There was a reason that Wanda and Pietro being Jewish was brought up in the previous paragraph. The team at Marvel decided to have the characters introduced as superpowered agents of Hydra, the previously mentioned Nazi group that's "Totally not Nazis; that was just a phase, I swear you guys. We're an inclusive brand of evil now."
Instead of literally doing anything else, the decision was to erase Wanda and Pietro's Jewish-Romani heritage and make them from Sokovia, a country that doesn't even exist. That explains why the nation's main export is on-again, off-again Eastern European accents. Oh, and they further rewrote their origin by having them volunteer for Hydra experiments to give them superpowers.

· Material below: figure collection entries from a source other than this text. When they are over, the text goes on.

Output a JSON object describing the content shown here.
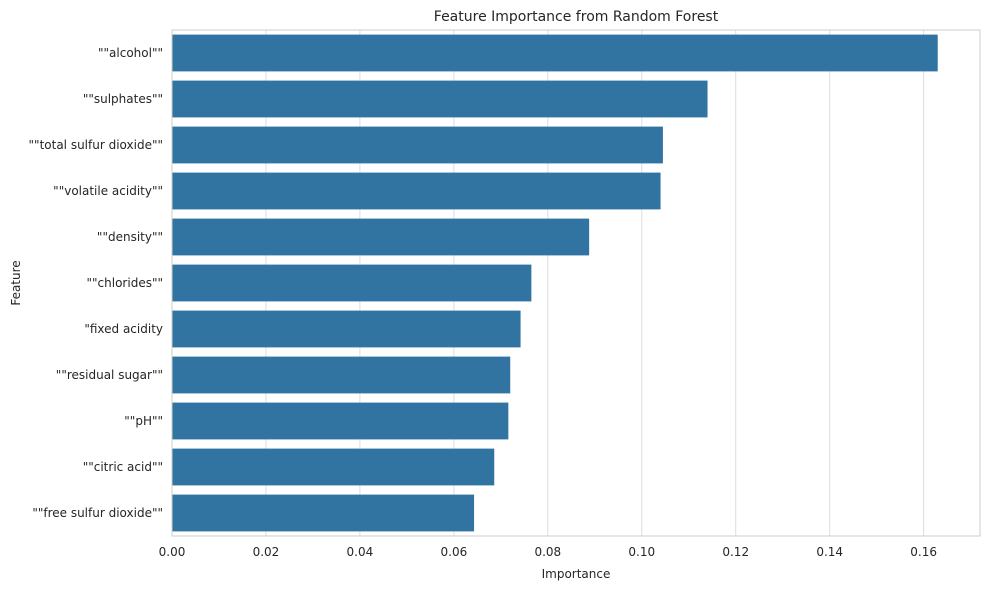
{
  "chart_data": {
    "type": "bar",
    "orientation": "horizontal",
    "title": "Feature Importance from Random Forest",
    "xlabel": "Importance",
    "ylabel": "Feature",
    "categories": [
      "\"\"alcohol\"\"",
      "\"\"sulphates\"\"",
      "\"\"total sulfur dioxide\"\"",
      "\"\"volatile acidity\"\"",
      "\"\"density\"\"",
      "\"\"chlorides\"\"",
      "\"fixed acidity",
      "\"\"residual sugar\"\"",
      "\"\"pH\"\"",
      "\"\"citric acid\"\"",
      "\"\"free sulfur dioxide\"\""
    ],
    "values": [
      0.163,
      0.114,
      0.1045,
      0.104,
      0.0888,
      0.0765,
      0.0742,
      0.072,
      0.0716,
      0.0686,
      0.0643
    ],
    "xlim": [
      0,
      0.172
    ],
    "xticks": [
      0.0,
      0.02,
      0.04,
      0.06,
      0.08,
      0.1,
      0.12,
      0.14,
      0.16
    ],
    "xtick_labels": [
      "0.00",
      "0.02",
      "0.04",
      "0.06",
      "0.08",
      "0.10",
      "0.12",
      "0.14",
      "0.16"
    ],
    "grid": "vertical",
    "colors": {
      "bar": "#3274a1",
      "grid": "#dddddd",
      "axis": "#cccccc",
      "text": "#262626"
    }
  }
}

So instead of keeping the characters' original background, a background shared by a very ostracized, prejudiced, victimized, and struggling minority that could use positive representation on the big screen, and finding any other way to introduce the characters to the movies, Marvel decided to just make someplace up so their Not-Nazis can create them as ubermensch-- er, superpowered soldiers.
They could have just been Jewish-Romani kids that stumbled upon an Infinity Stone. Or got powers from a lost super-soldier formula attempt that they discovered. Or literally anything other than alluding to the real-life experimentation of Jewish people by Nazis. For some reason, that was Marvel Studios' final solu--er, narrative problem solver.